Richard Blanco, Barack Obama’s inaugural poet, doesn’t have to think too hard about where he wants to meet for an early lunch. He wants La Carreta on Calle Ocho.
It’s a matter of ritual for Cuban-Americans who live far from the heartbeat of Miami, who land here and rush to dose on syrupy cafecitos, on pastelitos and palomillas and that patriotic spirit that survives six decades into exile, still longing, still loyal — but more settled now in the notion that there is no going back, that Miami is, in some ways, the homeland.
“I’ve been to Cuba to visit relatives and to fill in the blanks about all of those stories my parents told me when I was growing up,” says the soft-spoken Blanco, who arrives at his favorite Cuban restaurant in a perfectly pressed black linen guayabera and jeans. “And when I talk about these trips, I tend to say, ‘The first time that I went back to Cuba …’ Except I wasn’t going back to Cuba that first time.
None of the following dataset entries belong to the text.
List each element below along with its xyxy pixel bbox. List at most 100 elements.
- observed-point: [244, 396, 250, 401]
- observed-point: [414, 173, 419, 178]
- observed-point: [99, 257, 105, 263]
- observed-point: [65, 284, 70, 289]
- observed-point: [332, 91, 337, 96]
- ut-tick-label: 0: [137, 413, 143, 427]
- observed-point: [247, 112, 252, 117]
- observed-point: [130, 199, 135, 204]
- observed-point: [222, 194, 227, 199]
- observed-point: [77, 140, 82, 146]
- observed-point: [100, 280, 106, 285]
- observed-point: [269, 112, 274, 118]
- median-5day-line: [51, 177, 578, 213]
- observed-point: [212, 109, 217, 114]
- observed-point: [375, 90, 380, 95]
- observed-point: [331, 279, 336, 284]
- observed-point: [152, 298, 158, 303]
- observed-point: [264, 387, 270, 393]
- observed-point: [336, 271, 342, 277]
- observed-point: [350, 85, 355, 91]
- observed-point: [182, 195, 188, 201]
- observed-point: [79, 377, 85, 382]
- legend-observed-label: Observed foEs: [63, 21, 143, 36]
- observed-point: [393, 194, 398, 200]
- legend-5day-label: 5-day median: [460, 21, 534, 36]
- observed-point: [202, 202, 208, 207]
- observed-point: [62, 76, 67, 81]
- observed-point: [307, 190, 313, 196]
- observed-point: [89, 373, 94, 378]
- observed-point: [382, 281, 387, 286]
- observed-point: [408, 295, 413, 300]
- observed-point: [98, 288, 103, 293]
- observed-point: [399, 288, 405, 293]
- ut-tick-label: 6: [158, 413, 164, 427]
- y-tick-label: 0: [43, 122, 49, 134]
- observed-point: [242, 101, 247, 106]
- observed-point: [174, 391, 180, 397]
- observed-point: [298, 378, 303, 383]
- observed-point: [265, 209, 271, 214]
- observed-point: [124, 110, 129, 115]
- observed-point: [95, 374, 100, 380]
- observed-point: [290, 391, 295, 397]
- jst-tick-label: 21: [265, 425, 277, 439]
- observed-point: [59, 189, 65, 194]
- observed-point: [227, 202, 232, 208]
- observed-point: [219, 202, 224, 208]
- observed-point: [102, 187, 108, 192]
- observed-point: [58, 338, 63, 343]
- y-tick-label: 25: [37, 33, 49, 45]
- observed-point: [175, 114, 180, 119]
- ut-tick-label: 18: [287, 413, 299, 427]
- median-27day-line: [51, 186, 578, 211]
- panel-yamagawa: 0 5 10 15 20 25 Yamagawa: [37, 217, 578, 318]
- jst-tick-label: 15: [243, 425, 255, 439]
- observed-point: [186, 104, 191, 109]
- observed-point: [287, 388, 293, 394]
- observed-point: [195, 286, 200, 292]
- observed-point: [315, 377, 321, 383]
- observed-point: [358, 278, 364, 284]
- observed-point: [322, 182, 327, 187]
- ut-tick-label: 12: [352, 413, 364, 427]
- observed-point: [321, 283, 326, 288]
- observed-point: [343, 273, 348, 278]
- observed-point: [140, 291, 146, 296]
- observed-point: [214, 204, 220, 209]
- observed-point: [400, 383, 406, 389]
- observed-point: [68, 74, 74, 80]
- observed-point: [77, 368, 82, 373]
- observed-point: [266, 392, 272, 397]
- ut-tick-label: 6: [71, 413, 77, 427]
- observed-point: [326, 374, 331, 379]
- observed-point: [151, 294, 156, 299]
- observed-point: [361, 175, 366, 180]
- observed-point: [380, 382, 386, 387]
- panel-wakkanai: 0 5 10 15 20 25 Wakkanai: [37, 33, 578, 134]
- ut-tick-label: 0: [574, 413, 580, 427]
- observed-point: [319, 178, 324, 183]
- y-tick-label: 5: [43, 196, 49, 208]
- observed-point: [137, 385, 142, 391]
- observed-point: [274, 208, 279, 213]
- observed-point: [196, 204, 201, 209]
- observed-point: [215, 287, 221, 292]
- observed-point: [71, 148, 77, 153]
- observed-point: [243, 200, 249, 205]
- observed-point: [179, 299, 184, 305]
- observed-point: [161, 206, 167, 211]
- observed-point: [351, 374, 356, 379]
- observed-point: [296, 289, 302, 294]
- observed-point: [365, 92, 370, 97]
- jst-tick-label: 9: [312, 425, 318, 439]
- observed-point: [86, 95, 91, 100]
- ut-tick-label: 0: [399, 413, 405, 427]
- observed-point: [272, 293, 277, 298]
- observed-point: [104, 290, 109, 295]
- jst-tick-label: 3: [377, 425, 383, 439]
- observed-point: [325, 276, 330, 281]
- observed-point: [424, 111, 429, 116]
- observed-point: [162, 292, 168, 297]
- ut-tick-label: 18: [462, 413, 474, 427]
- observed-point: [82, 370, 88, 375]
Because I had never been before.”
Conceived in Cuba, born in Spain and raised in Miami, Blanco is the prototypical son of Cuban exile, an award-winning poet with a stronger command of his second language than his first, an American through and through who nonetheless pines for the sepia-toned past of an island that was never technically his. Like so many others of his generation, he lives a secondhand nostalgia instilled by parents who had vowed their stay in the States would be temporary and battled to ensure they didn’t lose their children to assimilation.
They instilled much more than love of country, however. Much more than a passion for mamey milkshakes, the mambo and the poetry of Jose Marti. They also handed down their melancholy, their sense of loss, their regrets about the people they left behind.
“It’s a theme that runs throughout my work, that secondhand nostalgia. There has always been for me the psychological trying to return to the paradise that I lost. Miami felt more like a benevolent purgatory. Maybe that’s why I’ve moved around so much. Why every time I travel, I look around and think, ‘Maybe this is my Havana of the 1950s.’ But the truth is, Miami is my Cuba,” says Blanco, 45, who lives with his partner Mark in the picturesque mountain town of Bethel, Maine, but returns regularly to the 3-0-5 to visit his mother and other relatives.
“At first when I would come back, I would get a little angry at the changes I saw in Miami. And Miami is constantly changing,” he says over a toasty media noche and a Diet Coke, which he follows with a straight-up cafecito. “I felt like my mother, who has gone back to Cuba and been devastated by the changes there, like, ‘How dare they change the name of the town where I was born!’ We all want a sense of permanence. But a couple of years ago I finally made peace. I finally said, ‘OK, Miami, you are who you are and I’m going to accept you.’ ”
Blanco’s dueling identities and his struggles to find a sense of belonging fueled his poetry from the start, from the days when he was a young civil engineer rising through the professional ranks but studying poetry at Florida International University — not because he had any fantasies of becoming a famous poet, but because the craft simply called.